Over 57 million payments have been redirected since the current account switch service launched, boasting a seven day switching success rate of 98.7 per cent. Of those surveyed during Q2 2018, 94 per cent of those who switched their current account in the last three years said they were satisfied with the process.
Switching to a new account could net you a whole raft of benefits, including cashback, gift cards, rewards for spending, competitive overdraft rates and high interest rates on savings. However, switching to a new account could negatively impact your credit rating, especially if you switch regularly. The longer your accounts have been open and running effectively, the better your credit rating will be, so if you’re planning to take out any large loans or apply for finance in the not-so-distant future, you may want to delay switching until after you’ve secured the borrowing you require.
Make the switch: Suppliers
Utility companies also tend to reward new customers, and loyal, long-term customers are effectively penalised for staying with the same company. According to an investigation into the “price of loyalty” by Citizens Advice, loyal consumers are being ripped off to the tune of £4.1 billion. The organisation has now made a “super-complaint” to the Competition and Markets Authority (CMA), with supporting evidence showing people are paying too much for mobile, broadband, home insurance, savings and mortgage bills because they’re loyal to their provider.
The investigation found that vulnerable people, including the elderly, disabled and those on low incomes or without a University education, are less likely to switch.
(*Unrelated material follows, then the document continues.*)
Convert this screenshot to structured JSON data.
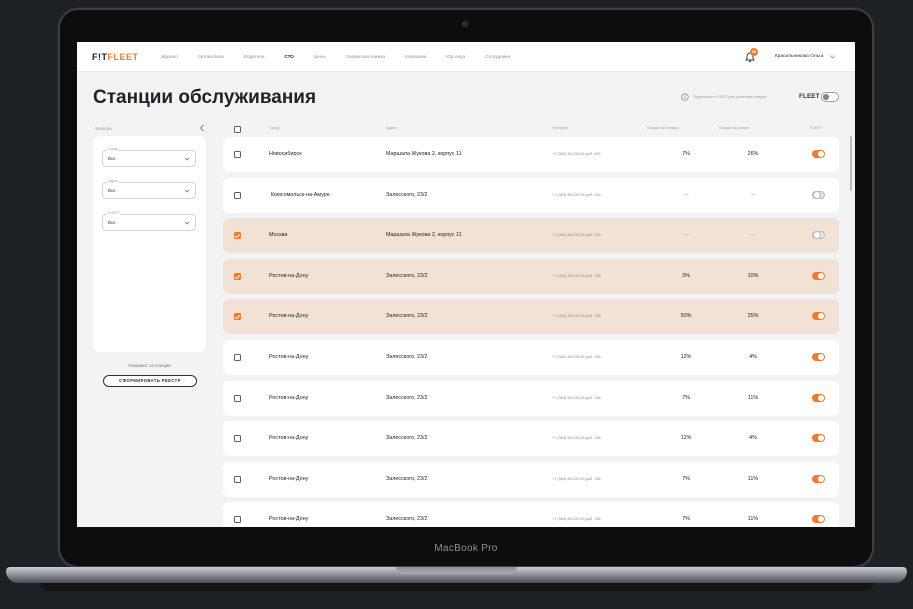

As a result, they could be paying as much as £1,000 a year more than new customers – a sum which amounts to the equivalent of four months’ food for the average household.
In light of the complaint, the Financial Conduct Authority (FCA) has now announced that it will investigate whether loyal customers are paying too much for car and home insurance. Whilst the CMA intends to publish a response within 90 days on completion of its own investigation.
Should you switch?
A new price cap on energy will cut bills for loyal customers by an average of £75, and water bills across the country will be dropping from 2020 after pressure from the regulator Ofwat and environment minister Michael Gove.
Citizens Advice, Ofgem and Money Saving Expert are just a few of the organisations that recommend shopping around for the best deal when it comes to utilities, and never letting a contract auto-renew. The last super-complaint (against PPI in 2005) resulted in more than £30 billion being returned to customers, but that doesn’t necessarily mean the same thing will happen again, so it’s best to keep an eye on your contracts and make sure to compare prices when your renewal date approaches.
There are lots of sites that allow you compare all the available providers for a particular product or service nowadays – you’ve almost definitely seen an advert for Compare the Market or Go Compare on the telly. Switching energy suppliers is rarely difficult, although there are usually exit fees if you try to leave mid-contract so it’s a good idea to wait out your current one. It can take around three weeks for the switch to take place, so if you’re moving house it makes sense to start the process before you move.
Switching is a much simpler process than it used to be, and almost always pays off, so don’t be daunted. Do your research, and make the switch.